Prior to this section, some specifications for a buck converter are given as follows: (i) The input voltage is 12 V; (ii) The output voltage is 5 V; (iii) The rated output current is 8 A; (iv) The switching frequency is 195 kHz; (v) The ADC is 9-bit with a peak-to-peak voltage of 1.7 V; (vi) The PWM is 9-bit and PWFM is 9-bit plus 1-bit; (vii) The value of the output inductor is 5 µH; (viii) The output capacitor is constructed by two 470 µF electrolytic capacitors and two 10 µF multilayer ceramic capacitors (MLCC), with all capacitors paralleled together; (x) The part names of the main switch Q₁ and synchronous rectifier Q₂ are the same, called IRL8113; (xi) The FPGA, belonging to Altera Cyclone 3 with operating clock of 100 MHz, has the part name of EP34C5T44.

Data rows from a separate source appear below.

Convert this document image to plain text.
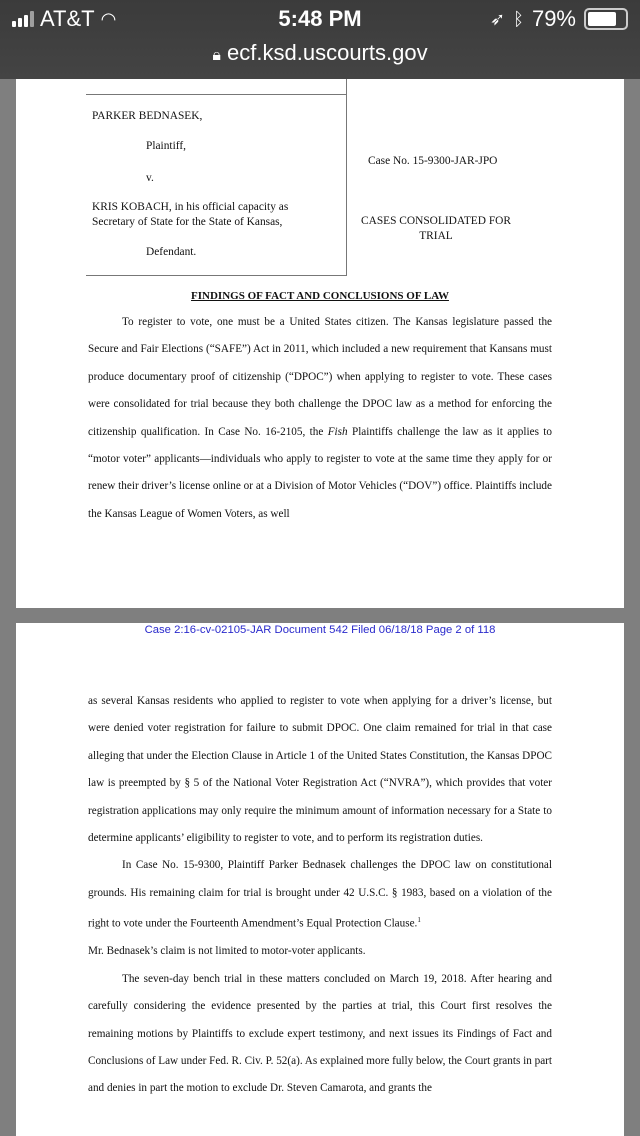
AT&T ◠	5:48 PM	➶ ᛒ 79%
🔒︎ ecf.ksd.uscourts.gov
PARKER BEDNASEK,
Plaintiff,
v.
KRIS KOBACH, in his official capacity as
Secretary of State for the State of Kansas,
Defendant.
Case No. 15-9300-JAR-JPO
CASES CONSOLIDATED FOR
TRIAL
FINDINGS OF FACT AND CONCLUSIONS OF LAW

To register to vote, one must be a United States citizen. The Kansas legislature passed the Secure and Fair Elections (“SAFE”) Act in 2011, which included a new requirement that Kansans must produce documentary proof of citizenship (“DPOC”) when applying to register to vote. These cases were consolidated for trial because they both challenge the DPOC law as a method for enforcing the citizenship qualification. In Case No. 16-2105, the Fish Plaintiffs challenge the law as it applies to “motor voter” applicants—individuals who apply to register to vote at the same time they apply for or renew their driver’s license online or at a Division of Motor Vehicles (“DOV”) office. Plaintiffs include the Kansas League of Women Voters, as well

Case 2:16-cv-02105-JAR Document 542 Filed 06/18/18 Page 2 of 118

as several Kansas residents who applied to register to vote when applying for a driver’s license, but were denied voter registration for failure to submit DPOC. One claim remained for trial in that case alleging that under the Election Clause in Article 1 of the United States Constitution, the Kansas DPOC law is preempted by § 5 of the National Voter Registration Act (“NVRA”), which provides that voter registration applications may only require the minimum amount of information necessary for a State to determine applicants’ eligibility to register to vote, and to perform its registration duties.

In Case No. 15-9300, Plaintiff Parker Bednasek challenges the DPOC law on constitutional grounds. His remaining claim for trial is brought under 42 U.S.C. § 1983, based on a violation of the right to vote under the Fourteenth Amendment’s Equal Protection Clause.$^1$

Mr. Bednasek’s claim is not limited to motor-voter applicants.

The seven-day bench trial in these matters concluded on March 19, 2018. After hearing and carefully considering the evidence presented by the parties at trial, this Court first resolves the remaining motions by Plaintiffs to exclude expert testimony, and next issues its Findings of Fact and Conclusions of Law under Fed. R. Civ. P. 52(a). As explained more fully below, the Court grants in part and denies in part the motion to exclude Dr. Steven Camarota, and grants the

Figure 12 and Figure 13 show the waveforms relevant to the traditional PWM control strategy and the proposed PWFM control strategy under different loads, respectively. The controller is not well designed herein. The purpose of the controller is to show the limit cycle oscillation under the traditional PWM control strategy. Therefore, the transient part is not so important. As for the proportional gain k_p, it may affect the experimental results but may not be needed. As for the integral gain k_i, it must be needed to make the DC output voltage stable at a given value. In the following experiments, the value of k_i is 0.0625. From Figure 14 and Figure 15, the limit cycle oscillation is removed, and the transient parts are almost the same as those shown in Figure 12 and Figure 13. The features of the proposed PWFM control strategy are the same as those of the traditional PWM control strategy except that both the resolutions are different. Figure 16, Figure 17, Figure 18 and Figure 19 show the zoom-in waveforms for Figure 12, Figure 13, Figure 14 and Figure 15, respectively. From these figures, it can be seen that due to the switching frequency, the output voltages have high-frequency ripples, and the inductor currents also have high-frequency ripples.

11. Conclusions

A PWFM control strategy is presented herein by combining the one-comparator counter-based DPWM control with PFM control to increase pseudo-1-bit resolution under constant-frequency operation. By doing so, as compared with the traditional PWM control strategy, system stability will be enhanced, including no limit cycle oscillation although both have almost the same transient responses. Above all, the difference in internal structure between the two is quite small, and the circuit complexity and chip area are not altered. In the future, the number of bits for DPWM and PFM will be investigated to shorten the transient time.